Still, our first few months together were rough, even with so much help from my family. It didn’t scare me being alone, but it was lonely being alone. The bright side was that I felt stronger than I ever did in New York, and really liked the new version of myself. I was more assertive at work, which resulted in better assignments, and I began to learn that the world treats you the way you demand to be treated.

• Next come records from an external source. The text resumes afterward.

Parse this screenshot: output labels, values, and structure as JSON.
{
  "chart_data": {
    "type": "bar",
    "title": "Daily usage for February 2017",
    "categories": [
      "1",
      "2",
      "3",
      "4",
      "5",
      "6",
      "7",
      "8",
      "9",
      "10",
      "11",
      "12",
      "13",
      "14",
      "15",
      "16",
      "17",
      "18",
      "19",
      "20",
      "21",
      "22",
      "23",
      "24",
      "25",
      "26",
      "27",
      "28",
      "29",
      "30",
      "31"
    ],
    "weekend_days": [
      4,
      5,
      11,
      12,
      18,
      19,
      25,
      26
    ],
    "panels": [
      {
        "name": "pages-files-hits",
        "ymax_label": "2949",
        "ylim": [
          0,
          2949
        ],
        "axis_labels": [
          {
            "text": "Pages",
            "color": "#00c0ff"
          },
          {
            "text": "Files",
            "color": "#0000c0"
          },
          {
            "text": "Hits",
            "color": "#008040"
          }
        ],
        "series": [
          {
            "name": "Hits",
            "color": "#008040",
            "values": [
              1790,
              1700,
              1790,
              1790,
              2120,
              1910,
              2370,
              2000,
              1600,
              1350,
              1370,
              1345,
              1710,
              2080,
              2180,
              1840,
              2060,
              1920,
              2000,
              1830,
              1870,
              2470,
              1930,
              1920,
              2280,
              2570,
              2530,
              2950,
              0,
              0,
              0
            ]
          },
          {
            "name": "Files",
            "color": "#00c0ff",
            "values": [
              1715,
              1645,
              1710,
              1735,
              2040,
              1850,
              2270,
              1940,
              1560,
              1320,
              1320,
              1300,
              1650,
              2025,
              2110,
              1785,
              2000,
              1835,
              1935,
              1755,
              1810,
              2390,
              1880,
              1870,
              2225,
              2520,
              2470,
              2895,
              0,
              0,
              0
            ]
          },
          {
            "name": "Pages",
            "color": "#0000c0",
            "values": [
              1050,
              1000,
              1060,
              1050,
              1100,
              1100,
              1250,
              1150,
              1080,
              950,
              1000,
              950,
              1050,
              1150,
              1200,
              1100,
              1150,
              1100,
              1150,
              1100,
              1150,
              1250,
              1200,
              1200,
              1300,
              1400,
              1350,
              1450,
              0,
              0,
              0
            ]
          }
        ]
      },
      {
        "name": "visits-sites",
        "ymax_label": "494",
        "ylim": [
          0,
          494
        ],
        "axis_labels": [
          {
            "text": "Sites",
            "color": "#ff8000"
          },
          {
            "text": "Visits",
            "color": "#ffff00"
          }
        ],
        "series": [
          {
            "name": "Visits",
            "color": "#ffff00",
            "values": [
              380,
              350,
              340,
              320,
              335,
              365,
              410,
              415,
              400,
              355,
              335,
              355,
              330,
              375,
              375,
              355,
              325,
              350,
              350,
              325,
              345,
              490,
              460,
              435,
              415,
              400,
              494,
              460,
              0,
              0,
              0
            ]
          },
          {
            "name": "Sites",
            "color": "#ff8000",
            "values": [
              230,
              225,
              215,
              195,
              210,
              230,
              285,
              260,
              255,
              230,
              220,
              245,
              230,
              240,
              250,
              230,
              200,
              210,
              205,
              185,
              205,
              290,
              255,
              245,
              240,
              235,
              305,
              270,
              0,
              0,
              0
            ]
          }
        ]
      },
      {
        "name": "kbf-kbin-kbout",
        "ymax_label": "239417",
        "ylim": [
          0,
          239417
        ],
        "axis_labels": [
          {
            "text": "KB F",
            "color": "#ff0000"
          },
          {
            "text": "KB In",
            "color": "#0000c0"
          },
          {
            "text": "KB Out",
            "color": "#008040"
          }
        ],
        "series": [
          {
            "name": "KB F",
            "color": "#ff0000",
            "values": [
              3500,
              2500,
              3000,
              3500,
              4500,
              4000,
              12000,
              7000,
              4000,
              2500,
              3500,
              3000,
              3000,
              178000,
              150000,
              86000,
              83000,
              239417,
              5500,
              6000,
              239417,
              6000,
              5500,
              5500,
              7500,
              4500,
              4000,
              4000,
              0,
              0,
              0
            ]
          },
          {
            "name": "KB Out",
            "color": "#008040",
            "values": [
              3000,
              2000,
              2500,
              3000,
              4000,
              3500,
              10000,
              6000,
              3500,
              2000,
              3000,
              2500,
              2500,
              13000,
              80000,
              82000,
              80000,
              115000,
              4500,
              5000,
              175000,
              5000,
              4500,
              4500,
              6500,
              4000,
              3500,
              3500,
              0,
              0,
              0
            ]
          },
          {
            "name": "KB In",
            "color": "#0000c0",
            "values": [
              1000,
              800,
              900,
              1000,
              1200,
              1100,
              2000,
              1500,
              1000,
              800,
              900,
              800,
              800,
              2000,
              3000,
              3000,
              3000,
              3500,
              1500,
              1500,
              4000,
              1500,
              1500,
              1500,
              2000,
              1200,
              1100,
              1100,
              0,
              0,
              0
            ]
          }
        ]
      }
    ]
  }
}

Grant ended up getting out of prison four months early, paroled for good behavior, serving only eleven months of his sentence. He kept his word, taking a bus to Wisconsin, then a taxi to the condo I was sharing with Scottie. I will never forget the moment he first held her in his arms, the way he looked at her. It was love at first sight—even before I told him the news I had waited so long to deliver in person: Alice was his daughter. He was her father. We cried and embraced her together.
At first my family seemed worried by Grant’s arrival. My mother was especially concerned, likely having trouble with the whole notion of an ex-con—an ex-con whom Scottie and I had agreed to allow to crash on our sofa. But after several weeks of watching him do the cooking, cleaning, and laundry, to say nothing of his obvious bonding with Alice, they couldn’t help but warm to him.
“So what’s your plan?” I heard my dad ask him about two weeks into his stay, as we were all gathered at my parents’ house for our weekly Sunday dinner. “You can’t work in the financial industry anymore, can you?”
I kept loading the dishwasher, craning to hear Grant’s reply, as we still hadn’t really talked about the future.
“No, sir. I can’t,” he said, bouncing Alice on his knee. “But I wouldn’t want to do that again anyway. I’ve applied for some jobs in upstate New York—where I have contacts—and also for a few here. I’d like to be with your daughter one day. But regardless of what happens with us, I want to be a father to Alice.”
I welled up, then walked out of the kitchen, still too emotional to think about all of that.
But just a few weeks later, when Grant told me he had accepted a position with the Wisconsin chapter of the ALS Association and would be looking for apartments in the area, I was finally ready to talk. Really talk.
“Are you sure that’s what you want?” I asked him.
“Yes,” he said, looking right into my eyes. “I want to be wherever you and Alice are. That’s all I want.”
“Even if you and I aren’t together?” I said. “As a couple?”
“Even if…But I believe in my heart we will be. I’ll put in the time—as much time as it takes. I’ll show you, Cecily….”
I had already forgiven him—that happened while he was still in prison—but in that moment, I started to trust him again. Suddenly, instead of seeing the world in black and white terms, I saw before me a good person who had simply done some bad things. And I was no different. We had both made mistakes and told lies—some bigger than others—but those mistakes and lies didn’t have to define us. We could embrace the shades of gray and begin again, together.